Once inside the school building, Michael dropped me like a hot potato. I was on my own now. I found what I thought was the correct classroom and stood outside. I could see that I was not the only newcomer who looked and felt like an outcast. Many young faces looked tear-stained and afraid. I could only gaze with wide-eyes at the older boys. I found it impossible to believe that some of them were of school age. Many of them looked like they needed a shave - I mused to myself.

I remarked to a fellow sufferer, “Look at him. Just get those great big sideboards.” My young friend nervously looked around for the furniture then, even more nervously moved slowly away from me. “Oh absolutely, old chap,” he muttered as he left, thinking that I was hallucinating. ‘Sideboards’ we called them in Longbenton. ‘Mutton-chop side whiskers’ to this lad, perhaps, would have made more sense.

I strolled past the short-trousered brigade hoping to find anyone who looked like they might not faint at the mention of the word ‘fart’.

“Christ, I hate this place already” I heard a kindred soul say, and I immediately stuck to him like fluff to a boiled sweet.

“Is this ‘Form 1’?” I asked my fellow inmate, knowing full well that it wasn’t.

He answered slowly in a kind of Western drawl, “YUP”

“No, it isn’t,” I said,

“So, whit yu asking me fur, stranger?” He replied,

“Are you pretending to be a cowboy?” I asked innocently.

“YUP.” He laughed.

“I’ve been doing it since I got here, and you’re the first to notice. Well done,” the lad said to me. I was shitting myself, and here was someone who couldn’t give a toss. I was well impressed.

“I’m sorry. I knew this wasn’t ‘Form 1’, but I just wanted to talk to someone who didn’t seem to be speaking with a mouthful of gobstoppers.” He laughed again and I felt at ease for the first time that day.

The lad was tall for his twelve years and fair-haired. He had a serious face, with a steady gaze that was contradictory to his obvious sense of fun. Although so young, he was already handsome in a rugged way, and looked two years older than the rest of the first-years I had seen that morning. His hair was longer than anyone else’s was; finished with an exaggerated quiff that was the height of 60’s fashion. His uniform looked out of place on him, hanging like an onion sack, but he didn’t care. You could just tell. 

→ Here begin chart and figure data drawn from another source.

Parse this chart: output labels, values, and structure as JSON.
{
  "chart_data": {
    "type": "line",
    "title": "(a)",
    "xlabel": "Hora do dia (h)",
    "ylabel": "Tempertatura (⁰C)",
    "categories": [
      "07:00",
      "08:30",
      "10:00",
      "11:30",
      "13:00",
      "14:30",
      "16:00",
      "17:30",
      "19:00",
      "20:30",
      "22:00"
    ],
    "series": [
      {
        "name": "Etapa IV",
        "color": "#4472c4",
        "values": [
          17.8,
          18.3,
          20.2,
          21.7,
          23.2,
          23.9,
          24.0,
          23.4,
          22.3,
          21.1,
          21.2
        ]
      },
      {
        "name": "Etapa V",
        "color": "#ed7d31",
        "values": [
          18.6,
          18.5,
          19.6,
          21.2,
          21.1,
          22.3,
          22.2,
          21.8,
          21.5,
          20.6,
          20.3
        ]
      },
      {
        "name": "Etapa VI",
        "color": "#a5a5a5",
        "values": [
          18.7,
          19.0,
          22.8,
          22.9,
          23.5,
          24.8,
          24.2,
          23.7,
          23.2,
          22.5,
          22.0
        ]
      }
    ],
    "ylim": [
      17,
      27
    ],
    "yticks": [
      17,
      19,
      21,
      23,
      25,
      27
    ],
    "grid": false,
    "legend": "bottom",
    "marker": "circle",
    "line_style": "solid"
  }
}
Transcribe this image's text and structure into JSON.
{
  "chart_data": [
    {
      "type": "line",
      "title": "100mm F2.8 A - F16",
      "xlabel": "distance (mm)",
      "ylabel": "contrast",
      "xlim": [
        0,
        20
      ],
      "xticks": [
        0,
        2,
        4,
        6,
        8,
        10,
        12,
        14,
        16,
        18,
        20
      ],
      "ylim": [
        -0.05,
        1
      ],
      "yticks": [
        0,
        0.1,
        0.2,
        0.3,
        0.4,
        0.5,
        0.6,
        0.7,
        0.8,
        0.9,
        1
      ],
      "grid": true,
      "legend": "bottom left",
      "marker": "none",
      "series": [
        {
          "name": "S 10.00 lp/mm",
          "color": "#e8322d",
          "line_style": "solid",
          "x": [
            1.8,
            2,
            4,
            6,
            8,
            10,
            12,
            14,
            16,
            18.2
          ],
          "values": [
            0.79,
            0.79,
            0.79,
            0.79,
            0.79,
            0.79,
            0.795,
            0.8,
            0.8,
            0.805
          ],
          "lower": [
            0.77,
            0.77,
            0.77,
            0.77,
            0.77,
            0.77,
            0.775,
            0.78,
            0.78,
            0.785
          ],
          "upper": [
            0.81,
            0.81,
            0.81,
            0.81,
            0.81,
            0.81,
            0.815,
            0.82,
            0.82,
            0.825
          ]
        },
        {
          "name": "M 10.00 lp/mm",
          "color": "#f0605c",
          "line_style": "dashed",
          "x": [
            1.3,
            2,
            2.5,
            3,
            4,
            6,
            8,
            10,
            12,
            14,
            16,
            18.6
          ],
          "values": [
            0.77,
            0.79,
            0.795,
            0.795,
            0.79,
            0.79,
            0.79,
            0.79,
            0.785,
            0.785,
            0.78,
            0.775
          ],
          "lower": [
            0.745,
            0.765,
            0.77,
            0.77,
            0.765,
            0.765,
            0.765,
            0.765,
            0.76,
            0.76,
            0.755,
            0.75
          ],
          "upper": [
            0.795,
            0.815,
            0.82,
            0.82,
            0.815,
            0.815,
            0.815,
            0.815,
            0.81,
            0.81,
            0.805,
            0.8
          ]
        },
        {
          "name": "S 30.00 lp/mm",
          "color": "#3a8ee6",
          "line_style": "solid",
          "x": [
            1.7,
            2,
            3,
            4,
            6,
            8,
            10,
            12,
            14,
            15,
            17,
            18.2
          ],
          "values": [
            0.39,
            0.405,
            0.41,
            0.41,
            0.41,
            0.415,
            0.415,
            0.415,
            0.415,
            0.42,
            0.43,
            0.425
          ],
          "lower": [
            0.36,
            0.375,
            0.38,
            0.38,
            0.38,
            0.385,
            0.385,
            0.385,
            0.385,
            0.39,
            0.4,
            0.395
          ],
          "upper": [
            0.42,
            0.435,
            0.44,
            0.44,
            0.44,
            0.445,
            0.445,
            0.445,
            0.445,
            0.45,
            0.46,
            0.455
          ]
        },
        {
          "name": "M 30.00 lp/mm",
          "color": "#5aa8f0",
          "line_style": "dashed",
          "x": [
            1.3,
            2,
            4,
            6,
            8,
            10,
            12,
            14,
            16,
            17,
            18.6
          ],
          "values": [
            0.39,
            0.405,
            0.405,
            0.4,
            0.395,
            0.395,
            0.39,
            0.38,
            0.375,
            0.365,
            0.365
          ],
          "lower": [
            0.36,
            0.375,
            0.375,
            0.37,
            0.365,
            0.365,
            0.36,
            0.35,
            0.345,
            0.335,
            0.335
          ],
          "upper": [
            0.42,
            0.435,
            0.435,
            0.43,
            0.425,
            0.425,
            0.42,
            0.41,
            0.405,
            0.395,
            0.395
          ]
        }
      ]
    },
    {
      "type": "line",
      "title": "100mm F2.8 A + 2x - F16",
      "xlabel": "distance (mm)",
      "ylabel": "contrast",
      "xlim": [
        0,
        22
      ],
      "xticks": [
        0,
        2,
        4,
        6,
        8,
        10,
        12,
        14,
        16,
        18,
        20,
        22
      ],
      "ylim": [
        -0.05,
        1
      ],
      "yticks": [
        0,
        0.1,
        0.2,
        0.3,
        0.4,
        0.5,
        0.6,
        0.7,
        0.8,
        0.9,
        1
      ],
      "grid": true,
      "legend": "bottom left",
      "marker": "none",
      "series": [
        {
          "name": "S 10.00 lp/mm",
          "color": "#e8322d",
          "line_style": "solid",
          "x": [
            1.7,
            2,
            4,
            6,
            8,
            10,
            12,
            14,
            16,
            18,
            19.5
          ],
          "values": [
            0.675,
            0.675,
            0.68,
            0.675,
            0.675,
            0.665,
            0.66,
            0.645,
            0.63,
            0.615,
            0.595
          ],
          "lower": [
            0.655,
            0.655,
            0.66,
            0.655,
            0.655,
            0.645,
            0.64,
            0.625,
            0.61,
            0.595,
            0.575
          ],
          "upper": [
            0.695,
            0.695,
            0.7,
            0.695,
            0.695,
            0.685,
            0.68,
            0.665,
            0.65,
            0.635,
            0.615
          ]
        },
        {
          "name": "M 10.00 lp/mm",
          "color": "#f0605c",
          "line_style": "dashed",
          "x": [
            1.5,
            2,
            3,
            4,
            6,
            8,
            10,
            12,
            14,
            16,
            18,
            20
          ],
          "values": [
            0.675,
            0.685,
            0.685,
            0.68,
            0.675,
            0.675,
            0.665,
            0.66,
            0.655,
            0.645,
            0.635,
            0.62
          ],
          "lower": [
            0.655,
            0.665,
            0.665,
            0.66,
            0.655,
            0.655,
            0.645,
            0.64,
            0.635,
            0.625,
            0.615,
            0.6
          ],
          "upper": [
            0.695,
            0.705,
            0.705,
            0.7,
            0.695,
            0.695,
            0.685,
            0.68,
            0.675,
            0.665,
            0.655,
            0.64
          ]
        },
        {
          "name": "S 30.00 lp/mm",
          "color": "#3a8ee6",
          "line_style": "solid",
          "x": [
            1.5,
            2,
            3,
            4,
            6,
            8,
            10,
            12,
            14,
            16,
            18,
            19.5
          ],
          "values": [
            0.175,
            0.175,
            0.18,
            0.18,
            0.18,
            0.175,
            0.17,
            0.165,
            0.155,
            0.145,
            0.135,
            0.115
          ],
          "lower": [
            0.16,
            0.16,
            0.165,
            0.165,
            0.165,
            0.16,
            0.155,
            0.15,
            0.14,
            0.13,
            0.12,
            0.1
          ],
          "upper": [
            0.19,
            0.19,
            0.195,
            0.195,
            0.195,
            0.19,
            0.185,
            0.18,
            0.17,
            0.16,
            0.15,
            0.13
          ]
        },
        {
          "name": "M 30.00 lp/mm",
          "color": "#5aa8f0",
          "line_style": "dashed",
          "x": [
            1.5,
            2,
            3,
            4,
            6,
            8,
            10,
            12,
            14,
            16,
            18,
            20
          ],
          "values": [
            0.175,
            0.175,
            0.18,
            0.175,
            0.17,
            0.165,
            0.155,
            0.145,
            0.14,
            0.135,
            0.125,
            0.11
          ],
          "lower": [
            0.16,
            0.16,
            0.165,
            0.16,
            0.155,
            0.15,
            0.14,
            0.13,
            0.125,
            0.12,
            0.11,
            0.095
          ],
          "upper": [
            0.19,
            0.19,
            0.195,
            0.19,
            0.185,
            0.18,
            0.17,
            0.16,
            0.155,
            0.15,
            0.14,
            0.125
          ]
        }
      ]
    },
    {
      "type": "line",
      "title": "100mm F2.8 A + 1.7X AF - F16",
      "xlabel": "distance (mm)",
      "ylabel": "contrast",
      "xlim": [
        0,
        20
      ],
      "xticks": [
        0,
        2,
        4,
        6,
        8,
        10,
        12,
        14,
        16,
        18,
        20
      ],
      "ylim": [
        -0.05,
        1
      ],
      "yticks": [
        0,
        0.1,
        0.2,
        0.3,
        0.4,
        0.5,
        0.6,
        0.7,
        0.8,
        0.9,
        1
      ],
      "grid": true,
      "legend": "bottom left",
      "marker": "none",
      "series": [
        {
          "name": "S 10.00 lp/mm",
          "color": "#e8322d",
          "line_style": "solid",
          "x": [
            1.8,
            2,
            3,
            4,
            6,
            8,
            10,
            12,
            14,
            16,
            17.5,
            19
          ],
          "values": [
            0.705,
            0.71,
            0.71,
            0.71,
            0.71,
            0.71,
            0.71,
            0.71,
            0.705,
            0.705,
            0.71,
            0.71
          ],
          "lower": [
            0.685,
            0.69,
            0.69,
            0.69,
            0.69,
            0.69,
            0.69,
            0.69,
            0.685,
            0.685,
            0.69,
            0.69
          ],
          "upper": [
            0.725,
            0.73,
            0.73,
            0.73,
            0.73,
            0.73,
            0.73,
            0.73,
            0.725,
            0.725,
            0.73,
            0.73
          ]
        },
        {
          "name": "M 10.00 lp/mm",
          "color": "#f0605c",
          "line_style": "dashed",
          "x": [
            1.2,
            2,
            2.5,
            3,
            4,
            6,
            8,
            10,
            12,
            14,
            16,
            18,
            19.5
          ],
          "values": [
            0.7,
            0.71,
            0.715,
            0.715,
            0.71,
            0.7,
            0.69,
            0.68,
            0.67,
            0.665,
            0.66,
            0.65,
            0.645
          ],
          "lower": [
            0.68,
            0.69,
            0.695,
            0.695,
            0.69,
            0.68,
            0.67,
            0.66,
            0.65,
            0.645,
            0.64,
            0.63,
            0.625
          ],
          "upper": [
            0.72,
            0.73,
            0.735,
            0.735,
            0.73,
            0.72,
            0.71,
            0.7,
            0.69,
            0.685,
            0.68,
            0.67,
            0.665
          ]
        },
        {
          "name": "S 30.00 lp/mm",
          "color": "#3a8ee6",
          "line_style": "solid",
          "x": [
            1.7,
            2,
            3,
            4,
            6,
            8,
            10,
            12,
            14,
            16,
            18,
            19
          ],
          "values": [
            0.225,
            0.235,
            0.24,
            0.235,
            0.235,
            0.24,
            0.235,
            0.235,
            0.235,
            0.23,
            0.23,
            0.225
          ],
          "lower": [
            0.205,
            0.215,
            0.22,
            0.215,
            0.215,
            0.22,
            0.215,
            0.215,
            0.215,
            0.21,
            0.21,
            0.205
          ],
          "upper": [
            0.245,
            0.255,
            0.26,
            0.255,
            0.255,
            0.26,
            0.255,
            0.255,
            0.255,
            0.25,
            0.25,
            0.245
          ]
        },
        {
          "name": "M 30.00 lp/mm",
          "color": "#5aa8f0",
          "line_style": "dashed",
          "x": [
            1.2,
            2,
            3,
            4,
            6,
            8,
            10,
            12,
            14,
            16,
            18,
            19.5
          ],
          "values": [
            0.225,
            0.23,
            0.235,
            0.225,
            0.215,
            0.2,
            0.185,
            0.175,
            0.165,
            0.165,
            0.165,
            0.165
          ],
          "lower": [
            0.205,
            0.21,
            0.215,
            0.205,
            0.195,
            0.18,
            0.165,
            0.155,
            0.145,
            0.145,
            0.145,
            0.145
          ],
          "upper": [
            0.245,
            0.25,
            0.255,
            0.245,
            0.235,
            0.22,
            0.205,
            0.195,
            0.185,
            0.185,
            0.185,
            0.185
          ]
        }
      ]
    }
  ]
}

He reflected, “Yeah, there are a canny few toffee-nosed buggers knocking around here.” 

“Not me, though,” I very quickly confirmed. “I’m from Longbenton.”

“Wallsend,” the lad replied. We had already hit common ground. Wallsend was as working-class as Longbenton.

“My name’s Jim, Jim Berryman.” I introduced myself to Blondie, poking out a hand that he took and shook warmly. Curiously he appeared both cocky and nervous at the same time, his tie was already undone and he was chewing bubble gum, which we were to learn, was tantamount to stabbing a nun. “Pleased to met you, Jim,” said the lad, “my name’s Gordon Sumner”.

The formalities over, we went on to agree what an absolute dump we thought the place was.

“What class are you in?” I asked the new boy.

“1 C” he replied.

“I’m in form 1”, I said, disappointed that I would not be joining my new pal in class. The streaming for that first term was simply done alphabetically. With me being a ‘B’ and he an ‘S’ we would not be joining up just yet.

The school bell rang out to signal the start of a less than inspiring academic career for both myself and as it turned out, the tall fair-haired Wallsend kid, 'the boy who would be Sting'.

“See you around, bonny lad,” said Sting going off to 1 C. Little did I realise that we would be seeing each other around for the next thirty-odd years - some of them very odd years.